Adivasi rights activist Soni Sori, who also spoke at the inaugural session, highlighted the key role of opposition parties in this process. “If the Parliament is not allowed to have sessions and the Opposition is not allowed to criticise or raise questions, what will happen to the country?” she said.

Lack of food security

A Janta Parliament session on Monday focused on one of the biggest fallouts of the lockdown – hunger and food insecurity among millions of vulnerable Indians because of mismanagement of the public distribution system.
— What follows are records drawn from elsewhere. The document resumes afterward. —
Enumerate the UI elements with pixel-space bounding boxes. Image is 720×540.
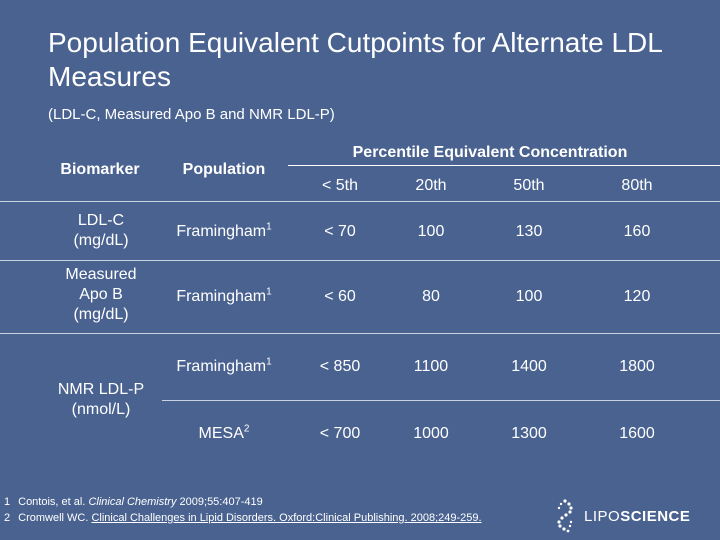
biomarker-ldl-c: LDL-C (mg/dL)	[73, 212, 129, 249]
value-cell: 100	[417, 223, 445, 240]
population-framingham: Framingham1	[176, 286, 272, 305]
footnote-number: 2	[4, 512, 11, 524]
row-divider	[0, 201, 720, 202]
value-cell: < 700	[319, 425, 361, 442]
value-cell: 120	[623, 288, 651, 305]
reference-marker: 1	[266, 221, 272, 233]
header-pct-20th: 20th	[415, 177, 447, 194]
dna-helix-icon	[557, 499, 573, 533]
header-underline	[288, 165, 720, 166]
reference-marker: 1	[266, 286, 272, 298]
value-cell: 1100	[413, 358, 449, 375]
value-cell: < 60	[324, 288, 356, 305]
value-cell: 100	[515, 288, 543, 305]
biomarker-apo-b: Measured Apo B (mg/dL)	[65, 266, 137, 323]
row-divider	[162, 400, 720, 401]
reference-marker: 1	[266, 356, 272, 368]
reference-marker: 2	[243, 423, 250, 435]
value-cell: 1800	[619, 358, 655, 375]
logo-wordmark: LIPOSCIENCE	[584, 507, 691, 525]
value-cell: 1300	[511, 425, 547, 442]
footnote-2: 2 Cromwell WC. Clinical Challenges in Li…	[4, 512, 482, 524]
footnotes: 1 Contois, et al. Clinical Chemistry 200…	[4, 494, 482, 526]
header-population: Population	[182, 161, 266, 178]
liposcience-logo: LIPOSCIENCE	[552, 496, 720, 536]
value-cell: < 70	[324, 223, 356, 240]
value-cell: 1000	[413, 425, 449, 442]
biomarker-nmr-ldl-p: NMR LDL-P (nmol/L)	[57, 381, 145, 418]
slide-title: Population Equivalent Cutpoints for Alte…	[48, 27, 662, 92]
row-divider	[0, 260, 720, 261]
row-divider	[0, 333, 720, 334]
population-framingham: Framingham1	[176, 356, 272, 375]
value-cell: < 850	[319, 358, 361, 375]
header-pct-80th: 80th	[621, 177, 653, 194]
slide-subtitle: (LDL-C, Measured Apo B and NMR LDL-P)	[48, 106, 335, 123]
value-cell: 160	[623, 223, 651, 240]
value-cell: 80	[422, 288, 440, 305]
population-mesa: MESA2	[198, 423, 250, 442]
footnote-number: 1	[4, 496, 11, 508]
footnote-1: 1 Contois, et al. Clinical Chemistry 200…	[4, 496, 263, 508]
value-cell: 1400	[511, 358, 547, 375]
population-framingham: Framingham1	[176, 221, 272, 240]
value-cell: 1600	[619, 425, 655, 442]
header-percentile-group: Percentile Equivalent Concentration	[352, 144, 628, 161]
header-pct-5th: < 5th	[321, 177, 359, 194]
value-cell: 130	[515, 223, 543, 240]
header-pct-50th: 50th	[513, 177, 545, 194]
header-biomarker: Biomarker	[60, 161, 140, 178]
The session was led by the Right to Food Campaign, with speakers from several states highlighting the same problems: inadequate ration distribution to people who needed food the most. In May, for instance, the Centre announced that migrant workers without ration cards would be entitled to 5 kg of grains under the Atmanirbhar Bharat economic package.

“But in most of our villages in Chhattisgarh, the government order reached only on paper – the grains did not reach,” said Gangaram Paikra, the all-India convener of the Right to Food Campaign, based in Chhattisgarh. “Panchayats were told to distribute rice to people, but panchayats themselves were not provided with the rice. The government is not fulfilling its responsibilities.”

In Karnataka’s Belgavi district, Right to Food activist Sharada Gopal pointed out that the state government had offered 5 kg of rice to ration card holders in April itself, but did not begin providing the rice to people till May. Even then, she said, grains were given only after ration card holders were verified through a one-time password system that excluded many people who did not have access to functional mobile phones. “After people protested, the state government had issued an order to remove the OTP system, but many ration shops are still using it,” said Gopal.

The key demand from participants of the food security session was that food distribution should be universalised – a long-standing demand from food rights activists that has not been accepted by any government so far.

The Janta Parliament session on food security and nutrition.

No Parliamentary oversight

In a Janta Parliament session on health, led by the Jan Swasthya Abhiyan group on Sunday, demands were made to universalise the right to good quality healthcare and increase public investment on healthcare to at least 3.5% of the GDP.

The session also focused on the need to ensure the safety of health workers fighting Covid-19 and to regularise the employment of contractual frontline health workers – the women who serve as ASHAs, auxiliary nurses and anganwadi workers – who have only been regarded as honorary workers so far.

The Janta Parliament session on health.

At the inaugural Janta Parliament session on Sunday, social activist Aruna Roy emphasised that these online sessions are an effort to highlight the need for government accountability in the time of a nationwide crisis.

“There has been no Parliamentary oversight in the last five months, and it is shocking that this is happening in the middle of a pandemic,” said Roy. “A pandemic needs to be addressed at multiple levels, you need to get feedback from people and talk to them through their representatives. It is unthinkable that policy should be framed by a handful of people and not be vetted through Parliament or the state governments. Without this, how can we ensure that Constitutional rights are not violated?”